The agency, which has an annual budget of $169 million and hundreds of personnel in Hawaii, investigates, recovers and identifies missing Americans from past wars.

The agency said it made 120 identifications in the fiscal year ending in September, with 82 from WWII, 36 from the Korean War and two from the Vietnam War. The agency recorded 218 identifications in 2019, its highest yearly total.

Members of the Defense POW/MIA Accounting Agency (DPAA) conduct an honorable carry for the remains of unidentified U.S. service members at Joint Base Pearl Harbor-Hickam, Hawaii, Dec. 21, 2020.

During WWII, thousands of U.S. and Filipino service members were sent to prisoner of war camps.

In March 2018, a team of eight Defense POW/MIA Accounting Agency personnel spent 13 days at the Manila American Cemetery and Memorial disinterring 20 graves of unidentified prisoners of war killed in the Cabanatuan POW Camp.

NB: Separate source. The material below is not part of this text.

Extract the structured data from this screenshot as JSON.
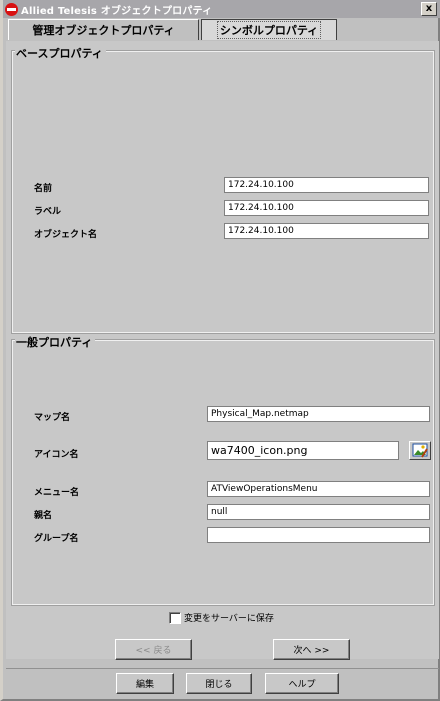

Between November 2019 and January 2020, 55 exhumations were conducted at the Manila cemetery, where some headstones read, “Here rests in honored glory a comrade in arms known but to God.”

In 2016, the Army granted permission to exhume six graves at Manila American Cemetery, resulting three years later in the identification of Army Sgt. Cread Shuey of Norton, Kansas, who died in September 1942.

Shuey and others were reburied several times amid attempts to identify the service members, but commingling of remains and limited identification technology hampered the efforts. Shuey was identified in 2019 using dental, anthropological and mitochondrial DNA analysis.